When I took on a partnership role at the Huddersfield University Health Centre in October 2015, a retiring partner's parting words were: 'General practice is in a bit of a crisis, but I'm sure you will see improvements in five years' time.'
Having worked as a salaried doctor for four years at the practice I thought I was well aware of the challenges ahead, but I was in for a shock.
My first test in the partnership role was to deal with decommissioning of successful practice-based musculoskeletal and physiotherapy service - the very service I led when I started out as a salaried doctor.
GP services cut
We had refined the service to self manage most musculoskeletal and sports and exercise medicine cases, with year-on-year reduction in referrals. We delivered a service within the university campus, enabling students to 'walk in' following sporting injury and are promptly managed by an experienced specialist team.
The commissioners felt that the service was inequitable because other local practices did not have anything similar. What they failed to understand was the importance of tailor-made care for an atypical practice.

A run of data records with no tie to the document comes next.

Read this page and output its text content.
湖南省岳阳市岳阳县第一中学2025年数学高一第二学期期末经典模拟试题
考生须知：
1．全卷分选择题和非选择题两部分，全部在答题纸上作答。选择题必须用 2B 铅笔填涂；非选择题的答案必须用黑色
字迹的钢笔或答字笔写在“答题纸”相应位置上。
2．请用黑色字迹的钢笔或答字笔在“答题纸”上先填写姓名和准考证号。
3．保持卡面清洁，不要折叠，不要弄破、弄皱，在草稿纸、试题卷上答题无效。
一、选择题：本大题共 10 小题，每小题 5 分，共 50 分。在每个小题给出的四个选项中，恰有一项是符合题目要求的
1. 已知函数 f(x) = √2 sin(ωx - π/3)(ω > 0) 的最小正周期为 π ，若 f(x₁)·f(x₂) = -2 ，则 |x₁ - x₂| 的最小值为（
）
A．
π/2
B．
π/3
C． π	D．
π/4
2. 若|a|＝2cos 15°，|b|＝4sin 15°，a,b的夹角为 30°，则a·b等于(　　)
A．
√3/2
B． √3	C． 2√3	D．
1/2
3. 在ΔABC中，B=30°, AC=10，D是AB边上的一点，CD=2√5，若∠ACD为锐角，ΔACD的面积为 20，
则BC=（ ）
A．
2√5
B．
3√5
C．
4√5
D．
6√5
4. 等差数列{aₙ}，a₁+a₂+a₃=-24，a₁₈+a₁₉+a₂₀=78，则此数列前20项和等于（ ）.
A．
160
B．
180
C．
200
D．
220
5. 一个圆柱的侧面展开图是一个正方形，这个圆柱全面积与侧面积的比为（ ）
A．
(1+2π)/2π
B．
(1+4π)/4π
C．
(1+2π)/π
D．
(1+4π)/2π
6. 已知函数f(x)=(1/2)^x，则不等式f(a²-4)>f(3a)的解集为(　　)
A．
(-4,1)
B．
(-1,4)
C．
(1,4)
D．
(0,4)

The next major challenge was our CQC visit. As the clinical governance lead I took on a lead role, and despite being supported by an experienced clinical and admin team, preparation was a mammoth effort.
We felt that this was a good opportunity to showcase specialist services we provide, which are specifically designed to support our atypical practice population. The visit itself was positive and fair and we received an overall rating of 'good', with 'outstanding' for working age people and students - a category that makes up 90% of our practice population.
However, the reporting criteria is weighted heavily towards care of older people and QOF, which makes it difficult to score highly when you predominantly look after young people. We had anticipated that the report would also better reflect the financial pressures this practice is currently facing.
As a new partner I was abruptly brought up to speed with the problems posed by an impending funding cut, and found myself trying to make sense of our PMS review and the Carr-Hill formula - problems that I only fully understood after becoming a partner.
Changes to the way medical records are transferred between practices are another concern. The new system will be extremely labour intensive - practices are now expected to send records to their new GP practice by individually bagging and tagging each set of notes.
That may be manageable for an average practice, but for a practice like ours with a turnover of 6,000 notes per year it is likely to require significant admin time. We expressed concern and enquired about a contingency plan...and were threatened with breach of contract.
GPs under pressure
It is disappointing to discover that general practice can be managed in this manner, and far more surprising that our leaders seem powerless to stand up and say enough is enough. We have got to see a real change before we accept any more work being pushed into general practice.
As a new partner I have read political promises of investment in general practice, but the reality for our practice is an impending funding cut. I have experienced services being moved into the community and into general practice, while our practice is facing decommissioning of well-run services that were specifically built up over the years to look after a specialist population.
I have seen my senior colleagues being micromanaged, and the recent PMS review has taken its toll - resulting in increased health issues and sick leave.
Whatever happens, I realise that the challenges ahead for this practice are immense. We will continue to provide the best possible services and to look after the health and wellbeing of patients and staff. However, we need support from decision-makers, who need to realise that general practice is in a desperate state.
Atypical practices like ours cannot be managed with a sticking plaster approach - major surgery is required. We need to act now - we can no longer afford to wait and hope that as my retiring colleague suggested, things will eventually swing back in our favour over a five-year cycle.